Torre del Greco, sicurezza zero in strada: incontro-dibattito tra i giovani
Torre del Greco. Incontro-dibattito a palazzo Baronale sul tema “Statte accort – Le dibattute strade della sicurezza stradale” promossa dal Forum dei Giovani. Un confronto articolato, privo di slogan e ricco di posizioni differenti. Tra i temi più discussi, il cosiddetto modello “Città 30”.
Da un lato sono stati richiamati esempi virtuosi – in Italia e in Europa – in cui la riduzione generalizzata del limite di velocità ha prodotto un calo significativo degli incidenti. Dall’altro è emersa una riflessione critica sull’applicazione uniforme della misura in aree molto vaste.
È stato evidenziato come la diminuzione degli incidenti debba essere letta alla luce di dati comparativi e come l’efficacia di una simile scelta dipenda dal contesto urbano e dalla capacità di far rispettare le regole. In generale, il punto condiviso è stato uno: non esistono soluzioni universali, ma politiche calibrate sulla realtà territoriale. Ampio spazio è stato dedicato anche al tema delle piste ciclabili a Torre del Greco.
Le posizioni si sono confrontate apertamente: c’è chi ritiene che la conformazione della città e i costi elevati rendano difficile un investimento strutturale, sottolineando inoltre la scarsa cultura della mobilità ciclistica. Altri hanno ricordato l’esistenza di studi di fattibilità e progetti già pronti, anche in un’ottica di collegamento lungo la fascia costiera vesuviana, evidenziando i potenziali benefici: decongestione del traffico, incremento della sicurezza per i ciclisti, attrattività turistica e promozione di uno stile di vita più sostenibile.
Infine, il dibattito si è spinto verso il futuro con il tema delle auto a guida autonoma.

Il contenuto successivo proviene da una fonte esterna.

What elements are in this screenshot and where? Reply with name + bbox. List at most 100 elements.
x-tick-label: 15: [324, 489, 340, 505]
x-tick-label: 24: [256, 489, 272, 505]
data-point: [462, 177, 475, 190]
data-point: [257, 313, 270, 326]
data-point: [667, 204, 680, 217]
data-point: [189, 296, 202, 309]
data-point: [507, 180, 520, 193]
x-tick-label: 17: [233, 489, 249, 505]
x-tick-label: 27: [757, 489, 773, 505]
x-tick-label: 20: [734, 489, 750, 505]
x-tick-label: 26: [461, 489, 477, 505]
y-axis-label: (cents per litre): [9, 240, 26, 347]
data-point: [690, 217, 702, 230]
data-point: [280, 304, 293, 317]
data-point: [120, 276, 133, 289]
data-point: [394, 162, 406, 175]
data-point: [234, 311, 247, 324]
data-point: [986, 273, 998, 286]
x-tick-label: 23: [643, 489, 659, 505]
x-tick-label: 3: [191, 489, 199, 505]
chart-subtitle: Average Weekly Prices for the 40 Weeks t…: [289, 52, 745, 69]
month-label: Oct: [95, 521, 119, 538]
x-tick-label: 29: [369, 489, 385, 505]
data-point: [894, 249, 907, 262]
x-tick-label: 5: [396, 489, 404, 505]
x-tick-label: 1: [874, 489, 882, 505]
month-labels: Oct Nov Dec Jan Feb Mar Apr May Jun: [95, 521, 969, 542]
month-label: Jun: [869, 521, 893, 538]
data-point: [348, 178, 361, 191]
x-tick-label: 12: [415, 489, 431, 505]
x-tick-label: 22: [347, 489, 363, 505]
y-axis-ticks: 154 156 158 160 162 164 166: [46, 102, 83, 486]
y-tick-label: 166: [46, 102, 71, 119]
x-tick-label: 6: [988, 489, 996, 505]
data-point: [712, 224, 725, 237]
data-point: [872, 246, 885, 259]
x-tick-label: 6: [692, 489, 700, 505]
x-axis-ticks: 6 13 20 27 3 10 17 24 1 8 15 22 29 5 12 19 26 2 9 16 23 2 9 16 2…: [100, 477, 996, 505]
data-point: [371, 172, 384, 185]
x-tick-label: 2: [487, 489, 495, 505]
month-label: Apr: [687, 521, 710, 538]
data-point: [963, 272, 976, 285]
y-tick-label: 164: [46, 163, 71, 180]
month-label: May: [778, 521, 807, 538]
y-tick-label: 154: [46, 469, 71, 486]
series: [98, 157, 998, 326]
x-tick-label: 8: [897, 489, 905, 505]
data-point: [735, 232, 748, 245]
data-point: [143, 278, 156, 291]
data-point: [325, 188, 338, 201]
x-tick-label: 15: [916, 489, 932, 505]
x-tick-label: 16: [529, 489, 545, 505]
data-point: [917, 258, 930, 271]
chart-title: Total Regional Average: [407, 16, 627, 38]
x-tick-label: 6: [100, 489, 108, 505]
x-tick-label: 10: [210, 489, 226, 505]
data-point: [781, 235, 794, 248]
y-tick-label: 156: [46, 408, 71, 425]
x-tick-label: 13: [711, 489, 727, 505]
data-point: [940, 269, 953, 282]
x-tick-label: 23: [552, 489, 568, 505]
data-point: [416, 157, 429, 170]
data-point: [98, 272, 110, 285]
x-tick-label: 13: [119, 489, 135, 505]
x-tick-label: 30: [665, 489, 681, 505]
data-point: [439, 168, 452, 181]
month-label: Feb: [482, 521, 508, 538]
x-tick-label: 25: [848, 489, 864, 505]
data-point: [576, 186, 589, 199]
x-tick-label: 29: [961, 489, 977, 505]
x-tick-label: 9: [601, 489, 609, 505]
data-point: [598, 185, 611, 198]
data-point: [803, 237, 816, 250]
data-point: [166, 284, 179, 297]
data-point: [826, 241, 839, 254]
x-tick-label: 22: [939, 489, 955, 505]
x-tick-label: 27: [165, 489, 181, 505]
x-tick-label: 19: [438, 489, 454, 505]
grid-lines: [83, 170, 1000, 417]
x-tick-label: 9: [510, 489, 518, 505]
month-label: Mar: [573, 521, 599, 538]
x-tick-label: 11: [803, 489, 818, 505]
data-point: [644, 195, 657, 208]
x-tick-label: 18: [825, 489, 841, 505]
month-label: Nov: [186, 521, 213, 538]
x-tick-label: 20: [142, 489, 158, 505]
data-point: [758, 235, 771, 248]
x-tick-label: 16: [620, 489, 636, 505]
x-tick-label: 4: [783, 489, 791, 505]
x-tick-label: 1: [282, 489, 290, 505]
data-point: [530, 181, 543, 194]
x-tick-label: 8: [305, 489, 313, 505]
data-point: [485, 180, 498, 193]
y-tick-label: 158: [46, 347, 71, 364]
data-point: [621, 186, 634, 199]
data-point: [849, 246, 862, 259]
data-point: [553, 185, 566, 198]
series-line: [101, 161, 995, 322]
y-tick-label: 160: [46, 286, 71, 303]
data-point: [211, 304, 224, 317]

Se alcuni hanno espresso preoccupazione per l’assenza dell’intervento umano e per i rischi che comunque non verrebbero azzerati, altri hanno sottolineato come lo sviluppo tecnologico possa in prospettiva ridurre drasticamente incidenti, tempi di percorrenza e costi sociali legati alla mobilità. «Con “Statte accort” abbiamo voluto dimostrare che parlare di sicurezza stradale significa interrogarsi sul modello di città che vogliamo. Non esistono risposte semplici a problemi complessi: esiste però la responsabilità di analizzare dati, esperienze e contesti con serietà», spiega l’ufficio di presidenza del Forum guidato da Alfredo Izzo, Cristiano Borriello e Ciro Cutolo.